Social Worker Burn Out


Social Work is a rewarding profession, but it is also very demanding.  By nature, however, it is arduous and emotionally challenging.  This can create a lot of stress which could lead to burn out. Social Workers help those in need on a day-to-day basis –  a tall task for anyone to tackle without even mentioning the demands placed on a social worker from clients, families, supervisors, and agencies.  It is important to recognize the differences between stress and burnout and to recognize the signs of each so that you can get the help you need.

Stress occurs when a person feels like they are thrown too much at one time, whether that be emotional stress, professional stress, or physical stress. A person who experiences stress often describes it as not being able to take much more or not being able to handle anything else.  Generally, once a person gets that stressful situation under control, s/he starts to feel better.

Burnout, on the other hand, is not feeling too much and more about feeling nothing.  A person experiencing burn out often describe it as feeling empty and not caring at all.  A person who is burned out doesn’t believe the situation will ever get better which leaves them feeling hopeless and helpless. A person who is burned out generally feels overworked and underappreciated.  Physically this person may feel exhausted and drained.  They may experience a change in appetite or sleep and may experience frequent pain like headaches and body aches. All of this can lead a person to shut down.

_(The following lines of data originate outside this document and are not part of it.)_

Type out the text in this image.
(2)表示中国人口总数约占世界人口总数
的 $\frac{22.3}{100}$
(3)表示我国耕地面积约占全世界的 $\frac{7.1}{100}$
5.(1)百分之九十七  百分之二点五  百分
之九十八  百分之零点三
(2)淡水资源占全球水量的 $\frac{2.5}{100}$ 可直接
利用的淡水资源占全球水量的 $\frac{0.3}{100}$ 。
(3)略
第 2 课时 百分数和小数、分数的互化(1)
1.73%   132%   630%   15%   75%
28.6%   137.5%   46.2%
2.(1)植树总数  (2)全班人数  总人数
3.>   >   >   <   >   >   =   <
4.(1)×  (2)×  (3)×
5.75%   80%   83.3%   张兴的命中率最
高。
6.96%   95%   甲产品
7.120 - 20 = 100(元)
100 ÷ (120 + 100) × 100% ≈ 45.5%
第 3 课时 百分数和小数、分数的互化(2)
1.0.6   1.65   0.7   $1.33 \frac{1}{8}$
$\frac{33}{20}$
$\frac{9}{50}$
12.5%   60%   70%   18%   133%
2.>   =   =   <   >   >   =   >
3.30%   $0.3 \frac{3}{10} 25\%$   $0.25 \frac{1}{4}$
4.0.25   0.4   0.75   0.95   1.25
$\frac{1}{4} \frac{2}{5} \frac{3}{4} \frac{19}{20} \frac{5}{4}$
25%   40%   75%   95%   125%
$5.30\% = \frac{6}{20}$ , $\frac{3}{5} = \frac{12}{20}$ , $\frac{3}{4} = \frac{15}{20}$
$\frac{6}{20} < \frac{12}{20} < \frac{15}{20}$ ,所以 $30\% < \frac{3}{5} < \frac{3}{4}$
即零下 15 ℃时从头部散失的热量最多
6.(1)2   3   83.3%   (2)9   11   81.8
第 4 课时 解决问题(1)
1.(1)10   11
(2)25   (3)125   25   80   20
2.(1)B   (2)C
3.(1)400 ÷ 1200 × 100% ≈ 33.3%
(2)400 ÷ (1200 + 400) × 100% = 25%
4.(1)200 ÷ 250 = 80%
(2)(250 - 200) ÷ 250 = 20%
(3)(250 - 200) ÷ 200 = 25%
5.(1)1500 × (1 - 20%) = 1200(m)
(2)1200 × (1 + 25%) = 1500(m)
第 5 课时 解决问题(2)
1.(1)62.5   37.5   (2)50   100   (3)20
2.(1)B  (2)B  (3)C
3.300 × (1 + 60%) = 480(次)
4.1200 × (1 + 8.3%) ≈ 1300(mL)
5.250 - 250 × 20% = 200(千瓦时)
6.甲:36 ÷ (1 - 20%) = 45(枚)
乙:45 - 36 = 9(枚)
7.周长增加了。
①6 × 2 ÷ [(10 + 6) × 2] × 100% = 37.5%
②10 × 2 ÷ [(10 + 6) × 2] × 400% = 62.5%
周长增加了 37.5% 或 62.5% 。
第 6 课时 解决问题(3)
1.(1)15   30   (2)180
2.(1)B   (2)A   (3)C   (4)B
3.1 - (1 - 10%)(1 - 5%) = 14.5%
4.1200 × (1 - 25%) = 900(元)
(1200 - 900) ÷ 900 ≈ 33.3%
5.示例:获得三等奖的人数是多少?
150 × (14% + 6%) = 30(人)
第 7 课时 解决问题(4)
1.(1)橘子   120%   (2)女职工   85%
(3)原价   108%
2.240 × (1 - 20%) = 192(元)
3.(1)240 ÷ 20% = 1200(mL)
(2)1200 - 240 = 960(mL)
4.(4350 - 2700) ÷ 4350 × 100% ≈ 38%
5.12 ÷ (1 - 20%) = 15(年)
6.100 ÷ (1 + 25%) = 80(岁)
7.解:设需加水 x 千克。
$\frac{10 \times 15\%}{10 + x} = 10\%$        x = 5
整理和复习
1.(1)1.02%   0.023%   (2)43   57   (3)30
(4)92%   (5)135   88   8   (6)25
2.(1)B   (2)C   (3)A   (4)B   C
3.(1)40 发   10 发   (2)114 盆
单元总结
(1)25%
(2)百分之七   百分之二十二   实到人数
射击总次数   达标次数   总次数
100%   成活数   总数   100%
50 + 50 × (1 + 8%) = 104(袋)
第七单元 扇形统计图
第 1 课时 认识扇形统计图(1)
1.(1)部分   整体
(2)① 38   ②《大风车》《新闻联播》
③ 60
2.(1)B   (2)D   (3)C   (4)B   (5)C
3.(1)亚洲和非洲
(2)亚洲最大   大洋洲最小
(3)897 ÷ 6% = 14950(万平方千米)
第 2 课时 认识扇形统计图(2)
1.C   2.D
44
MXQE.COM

Like most things in life, prevention is the key.  Getting a good night’s rest is a great start in addition to eating balanced meals.  Try meditating in the evenings and again in the morning to clear your mind for positive thoughts and energy.  Exercise is also really important and it can be difficult to find the motivation to exercise for when you ae already feeling overwhelmed and exhausted.  Start a walking group with friends to help motivate you. Talking with your friends can be therapeutic, but do not hesitate to find a support group or therapist to assist you. There are also a bunch of great self-help books that can help.

Taking care of yourself is a pre-requisite to taking care of others.